Tony told me that his bowling game is one way that he has tracked his aging and fitness over time.  He has been playing regularly in a league since 1967.  For decades his average score per game hovered around 200 (pretty good), but about 18 months ago he saw his scores decline to an average of 193.  After suffering through half a season at this score, Tony asked the bowling alley pro to look at his game.  The pro watched him bowl a few frames and said:

"Well, I see what you're doing wrong, but guys in their 50s usually can't make the changes that you need to make."

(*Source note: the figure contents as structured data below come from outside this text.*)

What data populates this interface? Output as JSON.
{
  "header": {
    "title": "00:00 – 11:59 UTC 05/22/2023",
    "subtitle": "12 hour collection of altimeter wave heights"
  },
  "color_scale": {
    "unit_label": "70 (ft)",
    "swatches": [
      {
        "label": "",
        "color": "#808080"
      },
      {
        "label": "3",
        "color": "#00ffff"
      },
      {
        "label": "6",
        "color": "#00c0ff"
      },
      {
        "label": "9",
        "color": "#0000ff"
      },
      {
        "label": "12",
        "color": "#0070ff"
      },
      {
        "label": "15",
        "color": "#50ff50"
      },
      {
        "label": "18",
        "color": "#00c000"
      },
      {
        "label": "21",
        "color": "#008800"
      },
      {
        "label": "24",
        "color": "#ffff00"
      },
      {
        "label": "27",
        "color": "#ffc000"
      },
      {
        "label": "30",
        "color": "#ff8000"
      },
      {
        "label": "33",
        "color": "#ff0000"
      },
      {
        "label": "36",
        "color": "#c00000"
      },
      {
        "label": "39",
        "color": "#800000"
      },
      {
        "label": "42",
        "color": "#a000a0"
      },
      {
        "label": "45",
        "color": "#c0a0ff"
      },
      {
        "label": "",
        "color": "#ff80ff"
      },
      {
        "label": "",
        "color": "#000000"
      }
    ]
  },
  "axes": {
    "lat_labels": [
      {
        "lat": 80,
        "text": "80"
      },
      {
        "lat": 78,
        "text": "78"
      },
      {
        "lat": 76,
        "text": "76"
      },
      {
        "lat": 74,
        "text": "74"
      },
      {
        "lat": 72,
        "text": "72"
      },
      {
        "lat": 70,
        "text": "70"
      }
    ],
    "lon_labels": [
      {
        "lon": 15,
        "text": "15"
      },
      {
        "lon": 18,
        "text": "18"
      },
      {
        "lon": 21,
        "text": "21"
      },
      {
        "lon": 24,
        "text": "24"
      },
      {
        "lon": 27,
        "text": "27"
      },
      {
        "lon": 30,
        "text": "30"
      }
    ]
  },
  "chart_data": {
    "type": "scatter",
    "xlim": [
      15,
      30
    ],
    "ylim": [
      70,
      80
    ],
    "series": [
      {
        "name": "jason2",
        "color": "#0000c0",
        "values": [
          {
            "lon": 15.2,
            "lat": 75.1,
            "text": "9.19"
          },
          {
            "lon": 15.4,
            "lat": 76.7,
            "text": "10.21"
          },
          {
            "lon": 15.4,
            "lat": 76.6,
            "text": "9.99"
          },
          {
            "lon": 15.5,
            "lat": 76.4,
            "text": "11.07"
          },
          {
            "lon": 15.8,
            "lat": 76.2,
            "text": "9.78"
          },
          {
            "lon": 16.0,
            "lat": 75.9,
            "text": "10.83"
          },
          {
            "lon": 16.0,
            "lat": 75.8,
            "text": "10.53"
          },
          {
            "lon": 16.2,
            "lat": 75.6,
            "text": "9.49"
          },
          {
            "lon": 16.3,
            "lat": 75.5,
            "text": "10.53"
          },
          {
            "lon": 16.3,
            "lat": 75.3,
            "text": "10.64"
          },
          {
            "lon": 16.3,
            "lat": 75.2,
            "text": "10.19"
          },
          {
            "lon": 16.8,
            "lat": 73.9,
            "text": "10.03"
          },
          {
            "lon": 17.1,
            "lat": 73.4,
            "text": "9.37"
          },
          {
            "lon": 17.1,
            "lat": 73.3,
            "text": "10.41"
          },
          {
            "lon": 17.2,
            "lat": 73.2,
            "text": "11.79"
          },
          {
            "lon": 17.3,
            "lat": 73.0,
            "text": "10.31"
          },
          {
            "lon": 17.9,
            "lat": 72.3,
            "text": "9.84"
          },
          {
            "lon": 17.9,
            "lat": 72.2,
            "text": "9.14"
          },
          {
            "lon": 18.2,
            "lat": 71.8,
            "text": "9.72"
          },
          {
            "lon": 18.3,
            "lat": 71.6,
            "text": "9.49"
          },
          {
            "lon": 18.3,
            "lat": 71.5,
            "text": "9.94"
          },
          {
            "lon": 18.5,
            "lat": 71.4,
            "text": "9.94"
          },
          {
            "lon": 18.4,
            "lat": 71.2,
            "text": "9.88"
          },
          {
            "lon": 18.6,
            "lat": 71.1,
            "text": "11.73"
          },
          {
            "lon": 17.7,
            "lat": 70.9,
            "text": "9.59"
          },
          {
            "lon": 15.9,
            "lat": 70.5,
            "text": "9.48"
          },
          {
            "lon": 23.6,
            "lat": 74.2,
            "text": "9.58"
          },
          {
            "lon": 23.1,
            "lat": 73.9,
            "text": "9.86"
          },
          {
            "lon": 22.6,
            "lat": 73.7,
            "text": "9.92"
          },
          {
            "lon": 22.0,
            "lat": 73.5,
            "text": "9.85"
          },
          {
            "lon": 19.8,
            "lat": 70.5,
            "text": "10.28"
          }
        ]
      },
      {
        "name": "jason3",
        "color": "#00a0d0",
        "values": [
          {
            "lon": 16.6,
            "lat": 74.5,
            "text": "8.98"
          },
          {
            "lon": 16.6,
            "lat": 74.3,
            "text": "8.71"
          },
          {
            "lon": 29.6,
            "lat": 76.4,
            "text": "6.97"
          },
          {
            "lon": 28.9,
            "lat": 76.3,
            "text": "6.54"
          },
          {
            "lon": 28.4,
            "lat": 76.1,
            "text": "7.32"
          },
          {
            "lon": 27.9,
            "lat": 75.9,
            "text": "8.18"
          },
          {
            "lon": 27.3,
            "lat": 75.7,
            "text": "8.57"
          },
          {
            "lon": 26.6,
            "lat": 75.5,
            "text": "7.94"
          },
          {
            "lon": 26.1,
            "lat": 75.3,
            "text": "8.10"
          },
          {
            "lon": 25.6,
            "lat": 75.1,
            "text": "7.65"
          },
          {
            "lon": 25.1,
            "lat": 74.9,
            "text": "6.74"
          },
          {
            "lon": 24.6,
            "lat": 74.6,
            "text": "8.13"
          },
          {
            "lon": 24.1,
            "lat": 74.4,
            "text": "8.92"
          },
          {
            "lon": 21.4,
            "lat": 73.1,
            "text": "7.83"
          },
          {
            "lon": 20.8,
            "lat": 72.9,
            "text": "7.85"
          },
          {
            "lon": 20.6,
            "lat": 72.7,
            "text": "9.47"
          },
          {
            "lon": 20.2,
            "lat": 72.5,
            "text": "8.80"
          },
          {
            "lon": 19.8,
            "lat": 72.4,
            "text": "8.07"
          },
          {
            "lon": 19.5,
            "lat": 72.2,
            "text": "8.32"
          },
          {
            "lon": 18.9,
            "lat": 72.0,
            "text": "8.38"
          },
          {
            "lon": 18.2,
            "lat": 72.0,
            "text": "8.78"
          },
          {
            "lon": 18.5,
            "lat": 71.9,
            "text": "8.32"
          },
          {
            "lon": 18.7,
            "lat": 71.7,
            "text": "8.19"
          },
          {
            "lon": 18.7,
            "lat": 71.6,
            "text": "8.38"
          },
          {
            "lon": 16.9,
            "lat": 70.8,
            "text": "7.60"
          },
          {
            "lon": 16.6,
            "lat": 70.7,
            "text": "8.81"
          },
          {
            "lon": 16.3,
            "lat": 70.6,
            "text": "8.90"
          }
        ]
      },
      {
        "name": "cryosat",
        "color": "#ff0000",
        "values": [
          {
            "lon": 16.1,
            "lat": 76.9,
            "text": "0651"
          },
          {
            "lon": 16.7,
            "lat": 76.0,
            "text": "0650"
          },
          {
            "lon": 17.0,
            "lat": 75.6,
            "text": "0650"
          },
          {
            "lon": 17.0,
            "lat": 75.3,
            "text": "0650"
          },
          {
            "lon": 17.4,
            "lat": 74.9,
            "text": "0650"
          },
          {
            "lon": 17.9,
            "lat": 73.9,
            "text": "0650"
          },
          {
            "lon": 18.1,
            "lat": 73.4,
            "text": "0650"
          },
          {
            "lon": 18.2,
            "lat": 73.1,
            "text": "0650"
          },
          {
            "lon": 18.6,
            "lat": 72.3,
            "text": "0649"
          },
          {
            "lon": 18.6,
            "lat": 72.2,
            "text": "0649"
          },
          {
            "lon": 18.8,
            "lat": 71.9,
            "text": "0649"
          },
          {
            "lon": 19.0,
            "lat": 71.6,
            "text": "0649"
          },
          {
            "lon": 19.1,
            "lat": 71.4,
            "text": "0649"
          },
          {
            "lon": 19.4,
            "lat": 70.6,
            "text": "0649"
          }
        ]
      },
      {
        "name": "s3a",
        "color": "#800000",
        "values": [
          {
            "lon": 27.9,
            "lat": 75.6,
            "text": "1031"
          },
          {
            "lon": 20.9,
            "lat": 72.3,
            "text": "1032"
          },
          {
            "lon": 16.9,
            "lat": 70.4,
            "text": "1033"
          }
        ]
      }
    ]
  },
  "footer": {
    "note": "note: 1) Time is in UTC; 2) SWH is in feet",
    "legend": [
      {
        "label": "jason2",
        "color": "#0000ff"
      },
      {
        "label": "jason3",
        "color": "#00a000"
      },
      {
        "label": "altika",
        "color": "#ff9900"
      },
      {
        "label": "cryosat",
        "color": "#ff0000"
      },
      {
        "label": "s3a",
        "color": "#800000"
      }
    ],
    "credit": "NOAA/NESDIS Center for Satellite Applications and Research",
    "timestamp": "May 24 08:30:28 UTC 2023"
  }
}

The pro explained that Tony had errors in his form for years, but younger people can make subtle adjustments at the last second to overcome minimize their impact.  As we get older, it's harder to make these adjustments, and it's very hard to change a bad, decades-old habit.

As Tony heard this explanation, he said: "Great, that's all I needed to hear."  He proceeded to spend hours focusing on changing his routine and form.  Instead of giving into the norm of aging, Tony chose to fight it - even gaining motivation from the comment that "guys in their 50s usually can't make the changes."

Sure enough, Tony improved.  His average shot from 193 to 198 by the end of the season, and this year he has started off with a 206 average.

Overall, this story offers me further personal motivation to turn The Challenge Dividend into a successful world-moving idea.  Just tell me it's not possible, and I might get the extra motivation I need!